When the weather gets as cold and severe as it has been at the moment, it's always difficult to know what to do for birding. You know just about all areas of water will be frozen over, so most wildfowl will have cleared out. Walking around woodland and farmland can be difficult as well, being wary to not disturb any remaining birds around, to save their energy. Then there's the state of the roads.
Thankfully, getting to Brookleys Lake from Ellastone was not a problem, although I think it would've been a struggle for my car to continue along the lane to Alton Towers.
This is the only remaining patch of open water left on the lake. Not surprising that my Ferruginous friend has disappeared, but incredibly the female Scaup was still there and appears to be well, diving to feed all the time. The only other diving duck left was a female Tufted Duck, plus 7 Mandarins.
There was a similar sized patch of water at Uttoxeter Quarry too. Here the first-winter drake Scaup remains, the only diving duck around. This bird was nowhere near as active as the Brookleys lake bird. I would imagine Brookleys Lake has a greater food supply for diving duck and Coots compared with a recently-dug gravel pit, being a more established lake, so one fears for this bird I'm afraid.
Also around the small patch of water were 4 Goosander, 3 Wigeon, 20 Lapwings plus Raven and Sparrowhawk overhead.
Sunday 10th January.
Still bloomin cold, and still don't fancy going too far. As you were at Uttoxeter Quarry this morning, the drake Scaup still looking rather inactive.
I then took a walk around Hales Hall Pool in Cheadle.
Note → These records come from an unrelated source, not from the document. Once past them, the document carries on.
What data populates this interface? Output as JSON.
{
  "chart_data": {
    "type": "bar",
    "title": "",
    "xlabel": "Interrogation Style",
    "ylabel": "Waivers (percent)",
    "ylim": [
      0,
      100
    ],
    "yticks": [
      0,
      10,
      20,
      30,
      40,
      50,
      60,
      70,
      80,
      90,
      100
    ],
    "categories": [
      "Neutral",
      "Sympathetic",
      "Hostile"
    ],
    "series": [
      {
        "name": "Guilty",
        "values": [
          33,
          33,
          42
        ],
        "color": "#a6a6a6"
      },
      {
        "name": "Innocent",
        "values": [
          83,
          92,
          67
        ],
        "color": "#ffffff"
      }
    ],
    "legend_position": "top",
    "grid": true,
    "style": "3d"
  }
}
A Water Rail walked across the path in front of me, and showed well a few times in amongst the local duck and Moorhens, no doubt being able to feed on bits of bread being put out. There was also a Snipe, Goldcrest and about 30 Greenfinches, an impressive sized flock these days.
It's also been noticeable just how tame Redwings and Fieldfares have become. Let's just hope a thaw happens soon.